In this week’s episode we see Morwenna secretly watching her son playing with a maid or governess in her cruel mother-in-law’s garden. The cruel woman decreed it would be better all round if neither mother nor child acknowledged each other’s existence. But Morwenna finds her son and, keeping out of sight of the eyes of his minders, manages to ask him if he remembers her. He doesn’t. 

In equally, but differently, cruel Gilead, June finds out from their cook, a ‘Martha’ in dystopian USA, that her daughter’s new parents allow the girl to go to nursery. June manages to reach the outside wall of the nursery and painfully hears her daughter playing on the other side of the impenetrable divide but she cannot see, touch or communicate with her. And the cook is put into mortal danger. By being seen talking to June she is deemed to have endangered the life of a precious child of Gilead and is sentenced to hang.

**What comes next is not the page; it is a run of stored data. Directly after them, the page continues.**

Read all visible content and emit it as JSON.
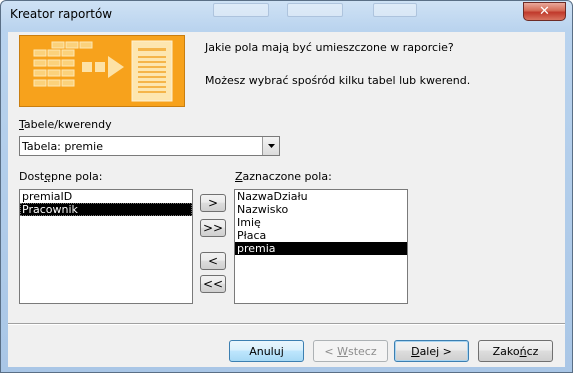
{
  "window": {
    "title": "Kreator raportów",
    "close_glyph": "✕"
  },
  "wizard": {
    "question": "Jakie pola mają być umieszczone w raporcie?",
    "hint": "Możesz wybrać spośród kilku tabel lub kwerend.",
    "illustration": "report-wizard-illustration-icon"
  },
  "tables": {
    "label_mnemonic": "T",
    "label_rest": "abele/kwerendy",
    "selected": "Tabela: premie",
    "dropdown_icon": "chevron-down-icon"
  },
  "available": {
    "label_pre": "Dost",
    "label_mnemonic": "ę",
    "label_post": "pne pola:",
    "items": [
      "premiaID",
      "Pracownik"
    ],
    "selected_index": 1
  },
  "selected_fields": {
    "label_mnemonic": "Z",
    "label_rest": "aznaczone pola:",
    "items": [
      "NazwaDziału",
      "Nazwisko",
      "Imię",
      "Płaca",
      "premia"
    ],
    "selected_index": 4
  },
  "move_buttons": {
    "add_one": ">",
    "add_all": ">>",
    "remove_one": "<",
    "remove_all": "<<"
  },
  "footer": {
    "cancel": "Anuluj",
    "back_pre": "< ",
    "back_mnemonic": "W",
    "back_post": "stecz",
    "next_pre": "",
    "next_mnemonic": "D",
    "next_post": "alej >",
    "finish_pre": "Zako",
    "finish_mnemonic": "ń",
    "finish_post": "cz"
  },
  "colors": {
    "illustration_orange": "#f7a21c",
    "selection": "#000000",
    "close_red": "#c0392b",
    "title_bar": "#b9d3ee"
  }
}
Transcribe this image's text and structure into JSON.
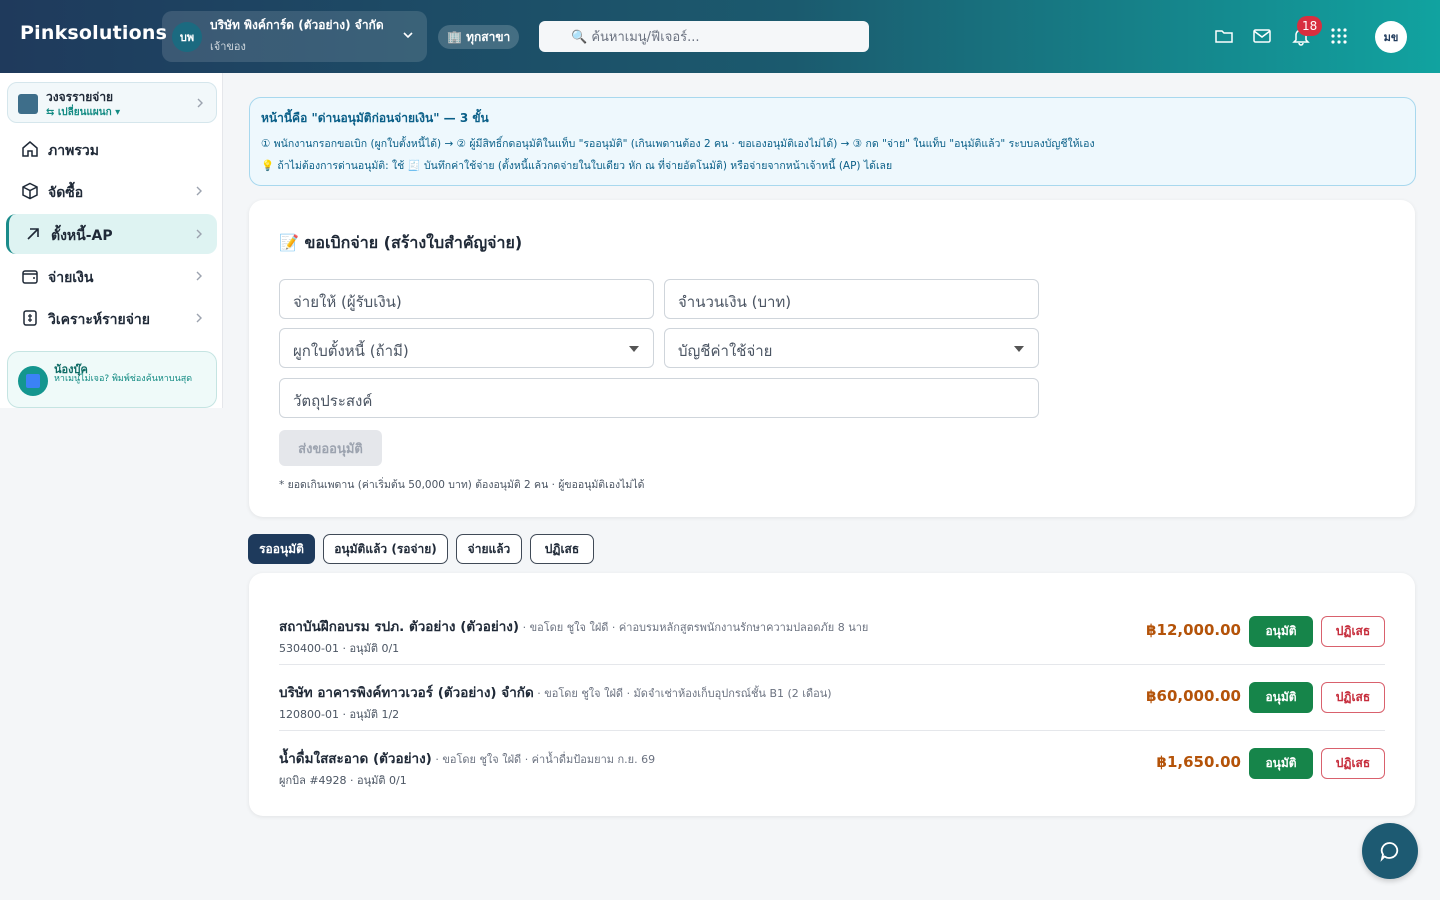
{
  "header": {
    "brand": "Pinksolutions",
    "company_logo": "บพ",
    "company_name": "บริษัท พิงค์การ์ด (ตัวอย่าง) จำกัด",
    "company_role": "เจ้าของ",
    "branch_label": "🏢 ทุกสาขา",
    "search_placeholder": "🔍 ค้นหาเมนู/ฟีเจอร์...",
    "notification_count": "18",
    "avatar_initials": "มข",
    "icons": [
      "folder-icon",
      "mail-icon",
      "bell-icon",
      "apps-grid-icon"
    ]
  },
  "sidebar": {
    "plan_title": "วงจรรายจ่าย",
    "plan_switch": "⇆ เปลี่ยนแผนก ▾",
    "items": [
      {
        "label": "ภาพรวม",
        "icon": "home-icon",
        "active": false,
        "has_chevron": false
      },
      {
        "label": "จัดซื้อ",
        "icon": "box-icon",
        "active": false,
        "has_chevron": true
      },
      {
        "label": "ตั้งหนี้-AP",
        "icon": "arrow-up-right-icon",
        "active": true,
        "has_chevron": true
      },
      {
        "label": "จ่ายเงิน",
        "icon": "wallet-icon",
        "active": false,
        "has_chevron": true
      },
      {
        "label": "วิเคราะห์รายจ่าย",
        "icon": "receipt-icon",
        "active": false,
        "has_chevron": true
      }
    ],
    "helper_title": "น้องบุ๊ค",
    "helper_text": "หาเมนูไม่เจอ? พิมพ์ช่องค้นหาบนสุด"
  },
  "callout": {
    "title": "หน้านี้คือ \"ด่านอนุมัติก่อนจ่ายเงิน\" — 3 ขั้น",
    "steps": "① พนักงานกรอกขอเบิก (ผูกใบตั้งหนี้ได้) → ② ผู้มีสิทธิ์กดอนุมัติในแท็บ \"รออนุมัติ\" (เกินเพดานต้อง 2 คน · ขอเองอนุมัติเองไม่ได้) → ③ กด \"จ่าย\" ในแท็บ \"อนุมัติแล้ว\" ระบบลงบัญชีให้เอง",
    "tip": "💡 ถ้าไม่ต้องการด่านอนุมัติ: ใช้ 🧾 บันทึกค่าใช้จ่าย (ตั้งหนี้แล้วกดจ่ายในใบเดียว หัก ณ ที่จ่ายอัตโนมัติ) หรือจ่ายจากหน้าเจ้าหนี้ (AP) ได้เลย"
  },
  "form": {
    "title": "📝 ขอเบิกจ่าย (สร้างใบสำคัญจ่าย)",
    "payee_placeholder": "จ่ายให้ (ผู้รับเงิน)",
    "amount_placeholder": "จำนวนเงิน (บาท)",
    "bill_select": "ผูกใบตั้งหนี้ (ถ้ามี)",
    "account_select": "บัญชีค่าใช้จ่าย",
    "purpose_placeholder": "วัตถุประสงค์",
    "submit_label": "ส่งขออนุมัติ",
    "note": "* ยอดเกินเพดาน (ค่าเริ่มต้น 50,000 บาท) ต้องอนุมัติ 2 คน · ผู้ขออนุมัติเองไม่ได้"
  },
  "tabs": [
    {
      "label": "รออนุมัติ",
      "active": true
    },
    {
      "label": "อนุมัติแล้ว (รอจ่าย)",
      "active": false
    },
    {
      "label": "จ่ายแล้ว",
      "active": false
    },
    {
      "label": "ปฏิเสธ",
      "active": false
    }
  ],
  "requests": [
    {
      "vendor": "สถาบันฝึกอบรม รปภ. ตัวอย่าง (ตัวอย่าง)",
      "meta": " · ขอโดย ชูใจ ใฝ่ดี · ค่าอบรมหลักสูตรพนักงานรักษาความปลอดภัย 8 นาย",
      "ref": "530400-01 · อนุมัติ 0/1",
      "amount": "฿12,000.00",
      "approve_label": "อนุมัติ",
      "reject_label": "ปฏิเสธ"
    },
    {
      "vendor": "บริษัท อาคารพิงค์ทาวเวอร์ (ตัวอย่าง) จำกัด",
      "meta": " · ขอโดย ชูใจ ใฝ่ดี · มัดจำเช่าห้องเก็บอุปกรณ์ชั้น B1 (2 เดือน)",
      "ref": "120800-01 · อนุมัติ 1/2",
      "amount": "฿60,000.00",
      "approve_label": "อนุมัติ",
      "reject_label": "ปฏิเสธ"
    },
    {
      "vendor": "น้ำดื่มใสสะอาด (ตัวอย่าง)",
      "meta": " · ขอโดย ชูใจ ใฝ่ดี · ค่าน้ำดื่มป้อมยาม ก.ย. 69",
      "ref": "ผูกบิล #4928 · อนุมัติ 0/1",
      "amount": "฿1,650.00",
      "approve_label": "อนุมัติ",
      "reject_label": "ปฏิเสธ"
    }
  ],
  "colors": {
    "header_start": "#1f3a5c",
    "header_end": "#11a3a0",
    "approve": "#16854a",
    "reject": "#c62c3b",
    "amount": "#b45309",
    "active_tab": "#1e3a5c"
  }
}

Three different women, Angelique, Morwenna and June, live in different centuries and all work hard to get ahead and be their own person, oftentimes against the odds.

Liberty, a choice of lover, freedom of thought and safety from abuse and cruelty are hard-won human rights. Angelique has made a name for herself by moving from Benin, a land of subsistence farming with some forced labour and very poor literacy rates, to Paris thence to New York. From a country where so few can read and write she has managed to become an internationally acclaimed star. To appear at The Royal Albert Hall is the epitome of success. 

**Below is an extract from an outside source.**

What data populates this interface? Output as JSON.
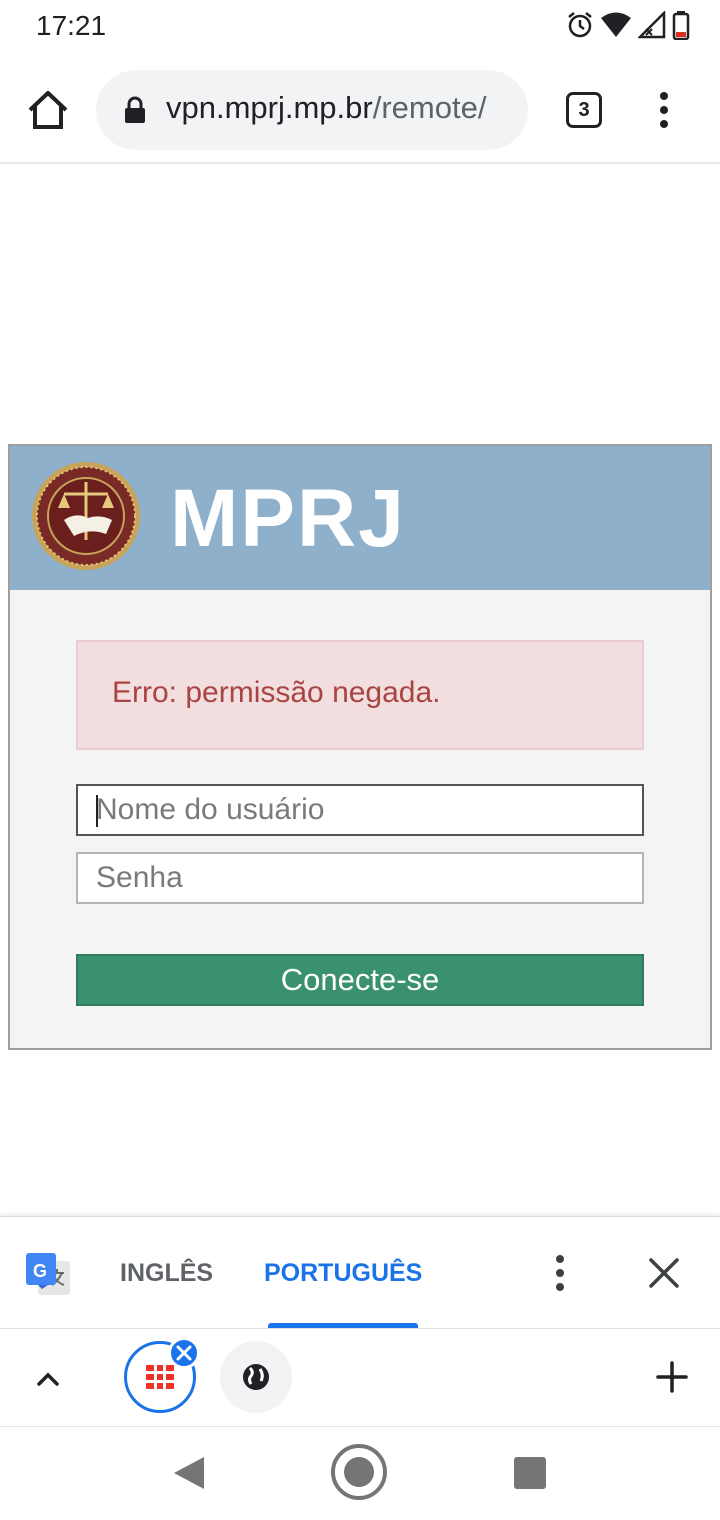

The writings of Winston Graham, ‘Poldark’, and Margaret Attwood, ‘The Handmaid’s Tale’, have been adapted for TV from the original works. It will take me some weeks to find out the fates of Morwenna and June, both driven by the strongest bond known in the animal kingdom. That of mother and child. To break that bond is cruel indeed. 

Neither Morwenna nor June seek fame but the simple act of union between mother and child would be a triumph, equally as great as Angelique’s success, in worlds which have become harsh places of enforcement and oppression. 

Go Angelique, go girl, go! Go June! Go Morwenna! Go!